Conversely, the more social the person already is, the more that technology can be used to enhance their social communications. Granted, there are various solitary activities on our computers and phones: articles to read, videos to watch, games to play and music to listen to. But connections are created and relationships are maintained via text messages, Facebook, Twitter, email and a variety of other services and sites.
(Some people may be shy or socially awkward in person, but are much more comfortable communicating digitally.)
So instead of isolating people, technology has expanded our social circles without necessarily supplanting our traditional connections with family, friends, colleagues and the local community. Admittedly, digital technology is indeed replacing one form of person-to-person conversation — though not so much face-to-face as handset to handset.
“I remember when I was 13 of 14 years old talking on the telephone a lot about nothing,” Trader said. “I find my daughter does the same thing when she’s Skyping with friends.” (Skype is software that allows people to make video and voice calls via the Internet.)
It is text messaging that is the most prevalent form of communication among teenagers, according to a Pew survey dating back to 2011: 63 percent of teens used it daily, and the statistics show that they sent dozens upon dozens of texts each day. That is much more common than the 39 percent of teens who talk on their cellphones daily and the 19 percent who talked every day on a landline telephone. As for other forms of digital communication, 29 percent sent messages every day via social networks, 22 percent used instant messaging every day, and just 6 percent used email every day.
Daily “real-life” interaction outside of school has declined somewhat, though there has been an increase in the number of teens who say they see their friends several times a week.
While online communication may not isolate us from other people, we can nevertheless distance ourselves in a different way.
“If you think about Facebook,” Trader said, “people edit what’s up there. They’re becoming more and more careful about the things they post. “Our online personas are highly edited. We edit out the messiness of human relationships and all the stupid things we do.”

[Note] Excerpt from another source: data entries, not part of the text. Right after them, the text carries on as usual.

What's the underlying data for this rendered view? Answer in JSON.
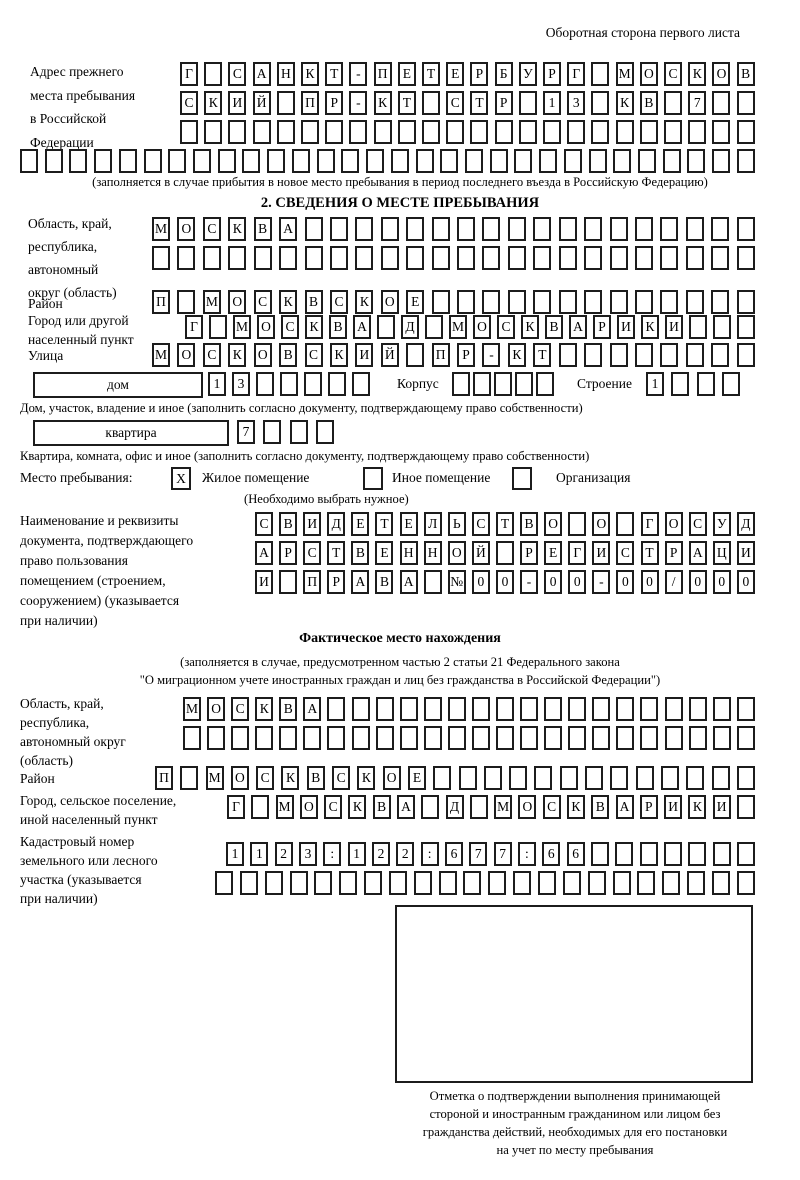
{
  "page": {
    "header_note": "Оборотная сторона первого листа"
  },
  "prev_address": {
    "label_lines": [
      "Адрес прежнего",
      "места пребывания",
      "в Российской",
      "Федерации"
    ],
    "rows": {
      "r1": "Г САНКТ-ПЕТЕРБУРГ МОСКОВ",
      "r2": "СКИЙ ПР-КТ СТР 13 КВ 7",
      "r3": "",
      "r4": ""
    },
    "caption": "(заполняется в случае прибытия в новое место пребывания в период последнего въезда в Российскую Федерацию)"
  },
  "section2": {
    "title": "2. СВЕДЕНИЯ О МЕСТЕ ПРЕБЫВАНИЯ",
    "region": {
      "label_lines": [
        "Область, край,",
        "республика,",
        "автономный",
        "округ (область)"
      ],
      "r1": "МОСКВА",
      "r2": ""
    },
    "district": {
      "label": "Район",
      "value": "П МОСКВСКОЕ"
    },
    "city": {
      "label_lines": [
        "Город или другой",
        "населенный пункт"
      ],
      "value": "Г МОСКВА Д МОСКВАРИКИ"
    },
    "street": {
      "label": "Улица",
      "value": "МОСКОВСКИЙ ПР-КТ"
    },
    "house": {
      "box_label": "дом",
      "value": "13",
      "korpus_label": "Корпус",
      "korpus_value": "",
      "stroenie_label": "Строение",
      "stroenie_value": "1",
      "caption": "Дом, участок, владение и иное (заполнить согласно документу, подтверждающему право собственности)"
    },
    "apartment": {
      "box_label": "квартира",
      "value": "7",
      "caption": "Квартира, комната, офис и иное (заполнить согласно документу, подтверждающему право собственности)"
    },
    "stay_place": {
      "label": "Место пребывания:",
      "options": [
        {
          "label": "Жилое помещение",
          "checked": "X"
        },
        {
          "label": "Иное помещение",
          "checked": ""
        },
        {
          "label": "Организация",
          "checked": ""
        }
      ],
      "caption": "(Необходимо выбрать нужное)"
    },
    "document": {
      "label_lines": [
        "Наименование и реквизиты",
        "документа, подтверждающего",
        "право пользования",
        "помещением (строением,",
        "сооружением) (указывается",
        "при наличии)"
      ],
      "r1": "СВИДЕТЕЛЬСТВО О ГОСУД",
      "r2": "АРСТВЕННОЙ РЕГИСТРАЦИ",
      "r3": "И ПРАВА №00-00-00/000"
    }
  },
  "actual_location": {
    "title": "Фактическое место нахождения",
    "caption_lines": [
      "(заполняется в случае, предусмотренном частью 2 статьи 21 Федерального закона",
      "\"О миграционном учете иностранных граждан и лиц без гражданства в Российской Федерации\")"
    ],
    "region": {
      "label_lines": [
        "Область, край,",
        "республика,",
        "автономный округ",
        "(область)"
      ],
      "r1": "МОСКВА",
      "r2": ""
    },
    "district": {
      "label": "Район",
      "value": "П МОСКВСКОЕ"
    },
    "city": {
      "label_lines": [
        "Город, сельское поселение,",
        "иной населенный пункт"
      ],
      "value": "Г МОСКВА Д МОСКВАРИКИ"
    },
    "cadastral": {
      "label_lines": [
        "Кадастровый номер",
        "земельного или лесного",
        "участка (указывается",
        "при наличии)"
      ],
      "r1": "1123:122:677:66",
      "r2": ""
    },
    "stamp_caption_lines": [
      "Отметка о подтверждении выполнения принимающей",
      "стороной и иностранным гражданином или лицом без",
      "гражданства действий, необходимых для его постановки",
      "на учет по месту пребывания"
    ]
  }
}
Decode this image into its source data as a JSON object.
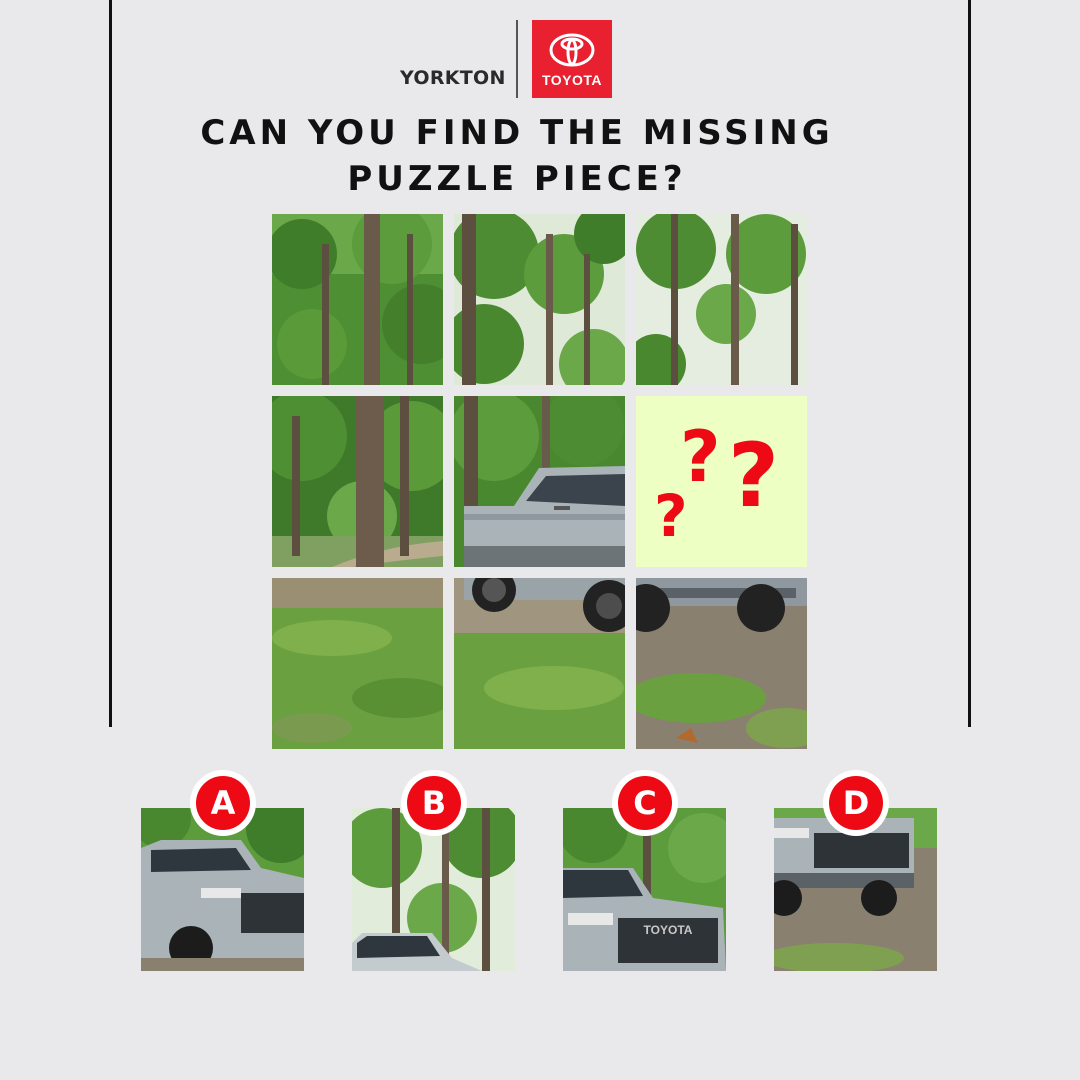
{
  "brand": {
    "dealer": "YORKTON",
    "logo_word": "TOYOTA",
    "logo_color": "#e8202f"
  },
  "title": {
    "line1": "CAN YOU FIND THE MISSING",
    "line2": "PUZZLE PIECE?"
  },
  "puzzle": {
    "rows": 3,
    "cols": 3,
    "missing_tile": {
      "row": 2,
      "col": 3,
      "marks": [
        "?",
        "?",
        "?"
      ]
    },
    "tiles": [
      {
        "row": 1,
        "col": 1,
        "scene": "forest"
      },
      {
        "row": 1,
        "col": 2,
        "scene": "forest"
      },
      {
        "row": 1,
        "col": 3,
        "scene": "forest"
      },
      {
        "row": 2,
        "col": 1,
        "scene": "forest-path"
      },
      {
        "row": 2,
        "col": 2,
        "scene": "truck-side"
      },
      {
        "row": 2,
        "col": 3,
        "scene": "missing"
      },
      {
        "row": 3,
        "col": 1,
        "scene": "grass"
      },
      {
        "row": 3,
        "col": 2,
        "scene": "truck-wheels-grass"
      },
      {
        "row": 3,
        "col": 3,
        "scene": "truck-bumper-grass"
      }
    ]
  },
  "options": [
    {
      "label": "A",
      "scene": "truck-front-angle"
    },
    {
      "label": "B",
      "scene": "forest-truck-roof"
    },
    {
      "label": "C",
      "scene": "truck-grille"
    },
    {
      "label": "D",
      "scene": "truck-bumper"
    }
  ],
  "grille_text": "TOYOTA",
  "colors": {
    "background": "#e9e9eb",
    "accent_red": "#ee0a14",
    "missing_tile": "#eeffc4"
  }
}
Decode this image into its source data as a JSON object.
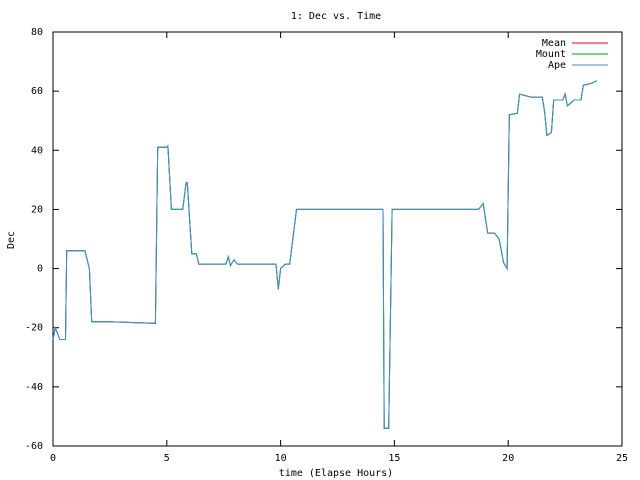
{
  "chart_data": {
    "type": "line",
    "title": "1: Dec vs. Time",
    "x_label": "time (Elapse Hours)",
    "y_label": "Dec",
    "x": [
      0,
      0.1,
      0.3,
      0.55,
      0.6,
      1.4,
      1.6,
      1.7,
      2.5,
      4.5,
      4.6,
      5.0,
      5.05,
      5.2,
      5.7,
      5.85,
      5.9,
      6.1,
      6.3,
      6.4,
      7.6,
      7.7,
      7.8,
      7.95,
      8.1,
      9.8,
      9.9,
      10.0,
      10.2,
      10.4,
      10.7,
      14.5,
      14.55,
      14.75,
      14.9,
      18.7,
      18.9,
      19.1,
      19.4,
      19.6,
      19.8,
      19.95,
      20.05,
      20.4,
      20.5,
      21.0,
      21.5,
      21.6,
      21.7,
      21.9,
      22.0,
      22.4,
      22.5,
      22.6,
      22.9,
      23.2,
      23.3,
      23.6,
      23.9
    ],
    "series": [
      {
        "name": "Mean",
        "color": "#ff0000",
        "values": [
          -24,
          -20,
          -24,
          -24,
          6,
          6,
          0,
          -18,
          -18,
          -18.5,
          41,
          41,
          41.5,
          20,
          20,
          29,
          29,
          5,
          5,
          1.5,
          1.5,
          4,
          1,
          3,
          1.5,
          1.5,
          -7,
          0,
          1.5,
          1.5,
          20,
          20,
          -54,
          -54,
          20,
          20,
          22,
          12,
          12,
          10,
          2,
          0,
          52,
          52.5,
          59,
          58,
          58,
          53,
          45,
          46,
          57,
          57,
          59,
          55,
          57,
          57,
          62,
          62.5,
          63.5
        ]
      },
      {
        "name": "Mount",
        "color": "#00a000",
        "values": [
          -24,
          -20,
          -24,
          -24,
          6,
          6,
          0,
          -18,
          -18,
          -18.5,
          41,
          41,
          41.5,
          20,
          20,
          29,
          29,
          5,
          5,
          1.5,
          1.5,
          4,
          1,
          3,
          1.5,
          1.5,
          -7,
          0,
          1.5,
          1.5,
          20,
          20,
          -54,
          -54,
          20,
          20,
          22,
          12,
          12,
          10,
          2,
          0,
          52,
          52.5,
          59,
          58,
          58,
          53,
          45,
          46,
          57,
          57,
          59,
          55,
          57,
          57,
          62,
          62.5,
          63.5
        ]
      },
      {
        "name": "Ape",
        "color": "#3a8fd6",
        "values": [
          -24,
          -20,
          -24,
          -24,
          6,
          6,
          0,
          -18,
          -18,
          -18.5,
          41,
          41,
          41.5,
          20,
          20,
          29,
          29,
          5,
          5,
          1.5,
          1.5,
          4,
          1,
          3,
          1.5,
          1.5,
          -7,
          0,
          1.5,
          1.5,
          20,
          20,
          -54,
          -54,
          20,
          20,
          22,
          12,
          12,
          10,
          2,
          0,
          52,
          52.5,
          59,
          58,
          58,
          53,
          45,
          46,
          57,
          57,
          59,
          55,
          57,
          57,
          62,
          62.5,
          63.5
        ]
      }
    ],
    "xlim": [
      0,
      25
    ],
    "xticks": [
      0,
      5,
      10,
      15,
      20,
      25
    ],
    "ylim": [
      -60,
      80
    ],
    "yticks": [
      -60,
      -40,
      -20,
      0,
      20,
      40,
      60,
      80
    ],
    "legend": "upper-right"
  }
}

Meanwhile, there are others who do not edit their lives enough and “over-share” online. So when it comes to technology, parents should talk with their kids about what is appropriate and when.
Trader and his wife consider themselves “very wired,” and their elementary school-aged daughter has had access to devices for essentially her entire life. She has had tablets and a laptop and uses an iPad on a regular basis, but does not have a cellphone and does not take her devices with her to school. At home, though, she can use technology to stay in touch with her friends, and her school assignments occasionally require Internet access.
There is one rule – not a formal one so much as part of the family culture: no devices for anyone at mealtime.
In Trader’s classroom, however, students typically are allowed to use their cellphones so long as they are not disrupting anyone else.
“There’s always been two camps about technology: the people who like it and support it, and those who don’t,” Trader said. “People tend to judge anything new rather harshly because people are resistant to change. Is reading bad? Reading isolates people from other people. In fact, reading a book could be considered an antisocial behavior. Is an e-book worse? Or a text message?
“I guess one answer to this question,” he said, “is everything in moderation.”